Наутро баран и заяц были дома.

– Вот что чудно-то, – говорил утром мне сторож-дед. – Проснулся я – чуть светает. Гляжу, а из мохового-то болота, вона тама, заяц-то прыгает, к нам идет. А за ним баран. Дивно ведь это. Подумай, зверь лесной, а дорогу к дому помнит, ведет за собою барана. А баран дорогу-то домой нипочем не найдет. Ума-то в ем ни чуточки нет.

Мой Феб

Иногда вспоминаются незначительные события. И так это странно. Ведь в жизни много было такого, от чего в скорби и тяжести горя холодела душа и меркла надежда жизни. Таких тяжких часов было так много. Но не они волнуют в воспоминаниях, а совсем иные, трогательные случаи, незначительные, проходящие около жизни.

* * *

Однажды как-то по делу устройства кустарной выставки в Петербурге в залах Таврического дворца приехал я в Москву к гофмейстеру Николаю Александровичу Жедринскому. Не застал его дома, и мне предложили: «Подождите, он скоро приедет».
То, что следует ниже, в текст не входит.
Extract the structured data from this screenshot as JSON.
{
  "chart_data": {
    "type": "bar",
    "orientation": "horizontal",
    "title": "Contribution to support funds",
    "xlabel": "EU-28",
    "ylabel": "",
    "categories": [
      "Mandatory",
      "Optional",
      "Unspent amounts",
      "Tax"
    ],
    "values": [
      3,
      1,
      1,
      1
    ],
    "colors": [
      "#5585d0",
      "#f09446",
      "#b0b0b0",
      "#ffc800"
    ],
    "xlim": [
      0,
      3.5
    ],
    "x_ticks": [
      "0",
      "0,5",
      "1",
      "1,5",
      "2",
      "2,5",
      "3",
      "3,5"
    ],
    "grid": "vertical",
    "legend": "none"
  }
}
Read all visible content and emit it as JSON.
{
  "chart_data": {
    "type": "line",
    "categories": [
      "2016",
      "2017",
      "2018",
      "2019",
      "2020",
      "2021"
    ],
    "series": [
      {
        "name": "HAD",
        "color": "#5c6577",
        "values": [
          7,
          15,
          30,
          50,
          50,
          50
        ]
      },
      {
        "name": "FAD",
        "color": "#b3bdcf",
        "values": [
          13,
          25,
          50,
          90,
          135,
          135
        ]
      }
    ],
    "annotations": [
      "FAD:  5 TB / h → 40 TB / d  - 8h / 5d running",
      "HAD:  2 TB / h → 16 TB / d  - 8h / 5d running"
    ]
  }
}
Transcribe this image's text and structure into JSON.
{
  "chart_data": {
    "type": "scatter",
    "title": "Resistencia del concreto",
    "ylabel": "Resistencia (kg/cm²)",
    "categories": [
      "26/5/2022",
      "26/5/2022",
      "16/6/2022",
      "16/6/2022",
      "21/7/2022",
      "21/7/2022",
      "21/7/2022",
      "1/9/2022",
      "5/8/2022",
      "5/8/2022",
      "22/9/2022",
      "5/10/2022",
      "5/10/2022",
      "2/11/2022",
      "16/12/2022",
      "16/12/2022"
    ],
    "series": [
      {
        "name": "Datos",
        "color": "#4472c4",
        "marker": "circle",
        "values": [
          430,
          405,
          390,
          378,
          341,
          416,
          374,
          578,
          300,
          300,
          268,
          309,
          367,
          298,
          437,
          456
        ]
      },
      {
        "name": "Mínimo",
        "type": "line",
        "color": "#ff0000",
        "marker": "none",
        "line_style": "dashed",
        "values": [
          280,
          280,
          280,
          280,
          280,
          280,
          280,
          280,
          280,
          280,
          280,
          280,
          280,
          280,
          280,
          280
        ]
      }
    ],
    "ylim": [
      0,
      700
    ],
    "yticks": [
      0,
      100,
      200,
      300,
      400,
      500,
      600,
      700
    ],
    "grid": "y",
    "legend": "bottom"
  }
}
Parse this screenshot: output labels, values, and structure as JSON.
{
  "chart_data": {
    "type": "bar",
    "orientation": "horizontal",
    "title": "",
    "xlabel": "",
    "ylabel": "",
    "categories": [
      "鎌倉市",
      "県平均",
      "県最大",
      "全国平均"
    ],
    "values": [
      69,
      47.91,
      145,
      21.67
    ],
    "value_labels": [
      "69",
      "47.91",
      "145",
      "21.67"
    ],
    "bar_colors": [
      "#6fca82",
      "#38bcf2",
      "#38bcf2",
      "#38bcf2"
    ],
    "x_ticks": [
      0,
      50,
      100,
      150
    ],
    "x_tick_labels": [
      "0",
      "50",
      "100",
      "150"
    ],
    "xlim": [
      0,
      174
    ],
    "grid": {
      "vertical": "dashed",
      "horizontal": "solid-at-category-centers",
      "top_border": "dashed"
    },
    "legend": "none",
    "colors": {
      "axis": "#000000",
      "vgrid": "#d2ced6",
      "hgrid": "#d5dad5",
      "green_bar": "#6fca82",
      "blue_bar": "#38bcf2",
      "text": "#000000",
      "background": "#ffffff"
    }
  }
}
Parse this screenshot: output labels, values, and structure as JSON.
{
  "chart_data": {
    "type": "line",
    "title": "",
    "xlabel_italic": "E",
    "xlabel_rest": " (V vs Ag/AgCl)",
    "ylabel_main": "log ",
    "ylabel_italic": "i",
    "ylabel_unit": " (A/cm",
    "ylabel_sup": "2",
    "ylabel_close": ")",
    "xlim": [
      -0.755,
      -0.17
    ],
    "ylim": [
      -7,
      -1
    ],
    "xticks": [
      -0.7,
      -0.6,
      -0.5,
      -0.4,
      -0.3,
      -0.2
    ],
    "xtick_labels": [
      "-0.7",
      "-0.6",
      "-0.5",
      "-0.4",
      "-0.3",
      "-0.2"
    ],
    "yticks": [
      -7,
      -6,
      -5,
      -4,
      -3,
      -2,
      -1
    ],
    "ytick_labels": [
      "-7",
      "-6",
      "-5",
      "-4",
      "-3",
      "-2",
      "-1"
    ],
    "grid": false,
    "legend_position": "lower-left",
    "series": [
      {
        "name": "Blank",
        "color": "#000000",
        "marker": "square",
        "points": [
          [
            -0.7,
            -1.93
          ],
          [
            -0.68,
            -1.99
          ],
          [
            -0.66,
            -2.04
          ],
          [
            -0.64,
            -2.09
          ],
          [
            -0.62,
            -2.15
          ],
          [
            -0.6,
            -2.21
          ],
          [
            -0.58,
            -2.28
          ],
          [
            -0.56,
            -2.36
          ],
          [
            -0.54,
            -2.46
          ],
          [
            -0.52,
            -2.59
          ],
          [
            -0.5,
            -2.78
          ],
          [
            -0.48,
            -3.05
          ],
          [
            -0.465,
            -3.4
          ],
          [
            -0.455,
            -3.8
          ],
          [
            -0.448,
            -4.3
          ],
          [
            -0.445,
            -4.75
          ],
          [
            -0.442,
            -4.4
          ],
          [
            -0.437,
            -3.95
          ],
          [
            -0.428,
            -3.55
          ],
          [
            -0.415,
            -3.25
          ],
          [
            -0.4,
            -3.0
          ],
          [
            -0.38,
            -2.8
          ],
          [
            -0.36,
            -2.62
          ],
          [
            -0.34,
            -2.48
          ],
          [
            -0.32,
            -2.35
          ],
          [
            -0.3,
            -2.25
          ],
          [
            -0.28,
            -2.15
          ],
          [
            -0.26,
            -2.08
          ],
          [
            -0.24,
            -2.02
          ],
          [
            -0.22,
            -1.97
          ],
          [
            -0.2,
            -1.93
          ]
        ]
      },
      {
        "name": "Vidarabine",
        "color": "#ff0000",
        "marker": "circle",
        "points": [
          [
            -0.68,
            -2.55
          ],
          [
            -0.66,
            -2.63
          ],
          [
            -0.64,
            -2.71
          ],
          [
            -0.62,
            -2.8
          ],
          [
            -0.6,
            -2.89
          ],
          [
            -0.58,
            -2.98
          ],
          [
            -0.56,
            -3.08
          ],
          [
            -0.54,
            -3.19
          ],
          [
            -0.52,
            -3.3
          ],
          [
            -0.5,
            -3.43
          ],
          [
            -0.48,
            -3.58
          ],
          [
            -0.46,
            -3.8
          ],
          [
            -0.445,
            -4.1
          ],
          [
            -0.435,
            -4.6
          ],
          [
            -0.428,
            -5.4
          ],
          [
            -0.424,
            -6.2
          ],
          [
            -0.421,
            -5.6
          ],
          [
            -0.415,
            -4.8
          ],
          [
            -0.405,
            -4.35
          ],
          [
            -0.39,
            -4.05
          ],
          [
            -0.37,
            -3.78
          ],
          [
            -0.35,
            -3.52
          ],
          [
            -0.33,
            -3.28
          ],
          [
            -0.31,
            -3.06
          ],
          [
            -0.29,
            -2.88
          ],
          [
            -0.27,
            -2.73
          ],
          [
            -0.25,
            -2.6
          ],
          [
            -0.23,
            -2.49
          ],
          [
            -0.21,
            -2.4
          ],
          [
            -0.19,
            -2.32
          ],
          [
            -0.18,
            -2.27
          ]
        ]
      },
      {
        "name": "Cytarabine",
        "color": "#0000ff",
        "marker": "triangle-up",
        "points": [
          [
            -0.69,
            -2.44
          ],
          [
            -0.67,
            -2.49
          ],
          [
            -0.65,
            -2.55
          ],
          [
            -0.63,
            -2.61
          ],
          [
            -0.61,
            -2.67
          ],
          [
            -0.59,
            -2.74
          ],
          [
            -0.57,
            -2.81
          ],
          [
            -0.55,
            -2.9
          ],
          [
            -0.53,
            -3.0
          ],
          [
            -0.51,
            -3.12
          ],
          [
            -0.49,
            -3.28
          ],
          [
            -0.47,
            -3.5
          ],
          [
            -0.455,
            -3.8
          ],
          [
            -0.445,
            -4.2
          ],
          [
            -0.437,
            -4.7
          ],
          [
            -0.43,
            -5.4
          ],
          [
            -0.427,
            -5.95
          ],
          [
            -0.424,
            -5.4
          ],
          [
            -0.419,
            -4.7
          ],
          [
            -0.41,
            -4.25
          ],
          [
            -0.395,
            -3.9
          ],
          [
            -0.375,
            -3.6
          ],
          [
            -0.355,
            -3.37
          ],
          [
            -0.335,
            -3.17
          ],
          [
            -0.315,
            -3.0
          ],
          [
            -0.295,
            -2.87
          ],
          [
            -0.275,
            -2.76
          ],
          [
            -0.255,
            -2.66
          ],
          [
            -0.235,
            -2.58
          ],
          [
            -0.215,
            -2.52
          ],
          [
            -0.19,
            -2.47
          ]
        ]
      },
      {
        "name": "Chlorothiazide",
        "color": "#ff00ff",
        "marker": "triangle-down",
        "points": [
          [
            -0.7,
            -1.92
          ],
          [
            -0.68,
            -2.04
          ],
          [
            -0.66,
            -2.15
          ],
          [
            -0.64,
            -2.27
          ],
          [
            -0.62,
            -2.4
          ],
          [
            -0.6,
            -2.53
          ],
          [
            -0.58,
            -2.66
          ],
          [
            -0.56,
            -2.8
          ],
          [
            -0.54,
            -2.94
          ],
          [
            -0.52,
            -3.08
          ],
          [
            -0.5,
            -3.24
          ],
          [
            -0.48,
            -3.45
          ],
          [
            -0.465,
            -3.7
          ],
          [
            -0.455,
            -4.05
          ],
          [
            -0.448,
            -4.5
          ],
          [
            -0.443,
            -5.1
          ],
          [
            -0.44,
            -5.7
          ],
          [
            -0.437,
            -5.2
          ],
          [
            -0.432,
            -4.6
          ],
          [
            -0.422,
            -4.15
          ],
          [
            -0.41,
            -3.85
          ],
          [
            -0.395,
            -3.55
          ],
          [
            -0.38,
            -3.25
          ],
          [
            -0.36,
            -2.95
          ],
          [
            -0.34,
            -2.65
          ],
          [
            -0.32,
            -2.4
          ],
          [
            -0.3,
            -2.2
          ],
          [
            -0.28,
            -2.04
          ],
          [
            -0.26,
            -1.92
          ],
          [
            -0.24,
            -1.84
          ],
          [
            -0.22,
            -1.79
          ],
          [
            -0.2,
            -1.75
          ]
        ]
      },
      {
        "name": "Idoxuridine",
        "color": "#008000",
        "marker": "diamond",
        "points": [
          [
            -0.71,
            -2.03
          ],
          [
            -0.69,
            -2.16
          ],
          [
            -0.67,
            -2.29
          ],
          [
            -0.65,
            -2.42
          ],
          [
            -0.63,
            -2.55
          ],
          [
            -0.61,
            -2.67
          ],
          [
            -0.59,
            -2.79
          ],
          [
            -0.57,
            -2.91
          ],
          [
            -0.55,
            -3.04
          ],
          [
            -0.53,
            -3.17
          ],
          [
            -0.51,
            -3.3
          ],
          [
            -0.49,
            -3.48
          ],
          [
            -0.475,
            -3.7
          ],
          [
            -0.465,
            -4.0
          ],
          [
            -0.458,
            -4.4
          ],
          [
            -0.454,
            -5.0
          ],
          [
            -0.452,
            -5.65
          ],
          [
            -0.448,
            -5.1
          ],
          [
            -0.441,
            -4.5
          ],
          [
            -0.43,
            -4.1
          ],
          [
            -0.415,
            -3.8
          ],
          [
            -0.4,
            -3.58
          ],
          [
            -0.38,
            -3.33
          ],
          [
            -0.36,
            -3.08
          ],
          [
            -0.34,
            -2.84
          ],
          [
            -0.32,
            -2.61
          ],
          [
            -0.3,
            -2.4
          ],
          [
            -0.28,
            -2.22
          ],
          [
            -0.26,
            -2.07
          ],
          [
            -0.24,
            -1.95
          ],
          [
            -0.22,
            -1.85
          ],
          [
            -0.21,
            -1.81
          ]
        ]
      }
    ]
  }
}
В гостиной, где я стал ожидать, был и другой посетитель – симпатичный, молодой еще и скромный на вид человек. Мы посмотрели друг на друга, закурили папиросы. Он посмотрел на часы, сказал:

– Я вот час уже жду. Приедет ли Николай Александрович?

– Я подожду, – сказал я, – мне необходимо его видеть. По серьезному делу…

– Да, – сказал сосед по ожиданию, – у меня не дело… а так – пустяки. По охоте. Николай Александрович ведь охотник.

– Да, – говорю я, – он охотник. И я тоже охотник.

– Вот как, вы тоже охотник? А я ветеринар, и дело, видите ли, неприятное. Я служу в учреждении, городском. Отправляю на тот свет друзей человека, брошенных собак, беглых, у которых нет хозяина. Тяжелая обязанность. Впрысну ампулу, ну и прощай. Жаль. Хорошие бывают собаки. Вот и теперь – месяц держу пса, никто не является – нет хозяина. Ну и обязан отправить. А собака – пойнтер, молодой, красавец… какие глаза! Умные… Не могу убить… Чудная собака. Вот и пришел спросить, не возьмет ли Николай Александрович. Он ведь охотник. Редкая собака.

– Послушайте, – сказал я, – отдайте ее мне, пожалуйста. Я охотник. Я заплачу. Не убивайте, отдайте мне эту собаку.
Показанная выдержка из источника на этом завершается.